Reporting Database

2 April 2014

Most EnterpriseApplications store persistent data with a database. This database supports operational updates of the application's state, and also various reports used for decision support and analysis. The operational needs and the reporting needs are, however, often quite different - with different requirements from a schema and different data access patterns. When this happens it's often a wise idea to separate the reporting needs into a reporting database, which takes a copy of the essential operational data but represents it in a different schema.

Such a reporting database is a completely different database to the operational database. It may be a completely different database product, using PolyglotPersistence. It should be designed around the reporting needs.

A reporting database has a number of advantages:

  • The structure of the reporting database can be specifically designed to make it easier to write reports.
  • You don't need to normalize a reporting database, because it's read-only.
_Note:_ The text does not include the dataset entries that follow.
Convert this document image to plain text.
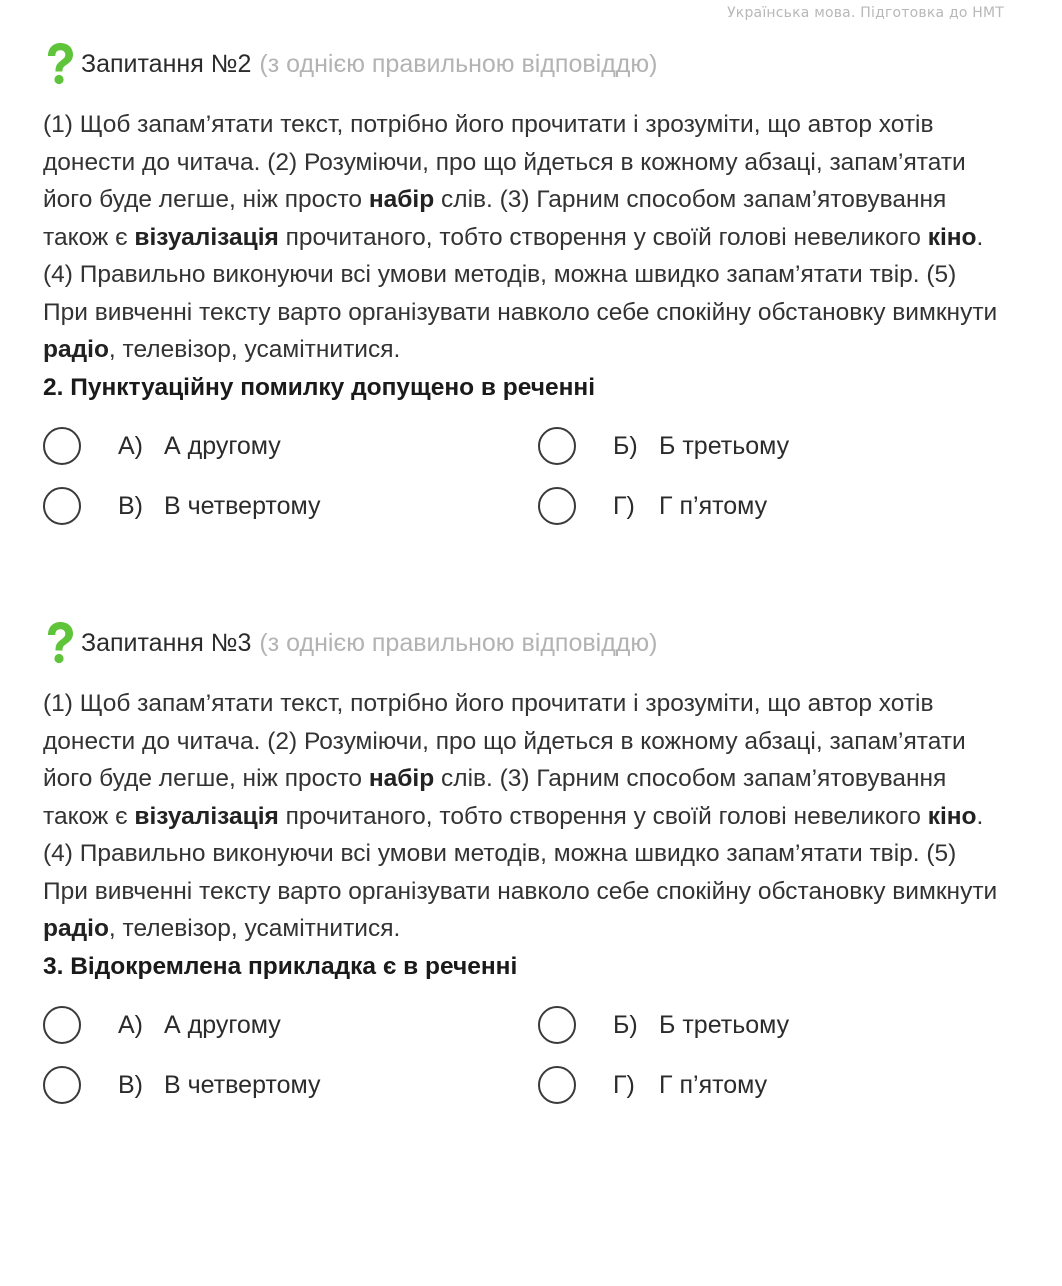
Українська мова. Підготовка до НМТ
Запитання №2 (з однією правильною відповіддю)

(1) Щоб запам’ятати текст, потрібно його прочитати і зрозуміти, що автор хотів донести до читача. (2) Розуміючи, про що йдеться в кожному абзаці, запам’ятати його буде легше, ніж просто набір слів. (3) Гарним способом запам’ятовування також є візуалізація прочитаного, тобто створення у своїй голові невеликого кіно. (4) Правильно виконуючи всі умови методів, можна швидко запам’ятати твір. (5) При вивченні тексту варто організувати навколо себе спокійну обстановку вимкнути радіо, телевізор, усамітнитися.

2. Пунктуаційну помилку допущено в реченні
А) А другому	Б) Б третьому
В) В четвертому	Г) Г п’ятому
Запитання №3 (з однією правильною відповіддю)

(1) Щоб запам’ятати текст, потрібно його прочитати і зрозуміти, що автор хотів донести до читача. (2) Розуміючи, про що йдеться в кожному абзаці, запам’ятати його буде легше, ніж просто набір слів. (3) Гарним способом запам’ятовування також є візуалізація прочитаного, тобто створення у своїй голові невеликого кіно. (4) Правильно виконуючи всі умови методів, можна швидко запам’ятати твір. (5) При вивченні тексту варто організувати навколо себе спокійну обстановку вимкнути радіо, телевізор, усамітнитися.

3. Відокремлена прикладка є в реченні
А) А другому	Б) Б третьому
В) В четвертому	Г) Г п’ятому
Feel free to duplicate data as much as needed to make queries and reporting easier.
  • The development team can refactor the operational database without needing to change the reporting database.
  • Queries run against the reporting database don't add to the load on the operational database.
  • You can store derived data in the database, making it easier to write reports that use the derived data without having to introduce a separate set of derivation logic.
  • You may have multiple reporting databases for different reporting needs.

The downside to a reporting database is that its data has to be kept up to date. The easiest case is when you do something like use an overnight run to populate the reporting database. This often works quite well since many reporting needs work perfectly well with yesterday's data. If you need more timely data you can use a messaging system so that any changes to the operational database are forwarded to the reporting database. This is more complicated, but the data can be kept fresher. Often most reports can use slightly stale data and you can produce special case reports for things that really need to have this second's data [1].

A variation on this is to use views. This encapsulates the operational data and allows you to denormalize. In order to separate the operational load from the reporting load you need to replicate the views to other nodes for reading. The main limitation is less flexibility to derive data than what you get from an in-memory programming environment.

A reporting database fits well when you have a lot of domain logic in a domain model or other in-memory code. The domain logic can be used to process updates to the operational data, but also to calculate derived data which to enrich the reporting database.

Notes

1: These days the desire seems to be for near-real time analytics. I'm skeptical of the value of this. Often when analyzing data trends you don't need to react right away, and your thinking improves when you give it time for a proper mulling. Reacting too quickly leads to a form of information panic, where you react badly to data that's changing too rapidly to get a proper picture of what's going on.

Revisions

2004-04-02: original publication

2014-04-02: general update

2018-03-27: tweaked views paragraph to point out the ability to replicate view data (thanks to Matthias Hjalmarsson for the prod to do this).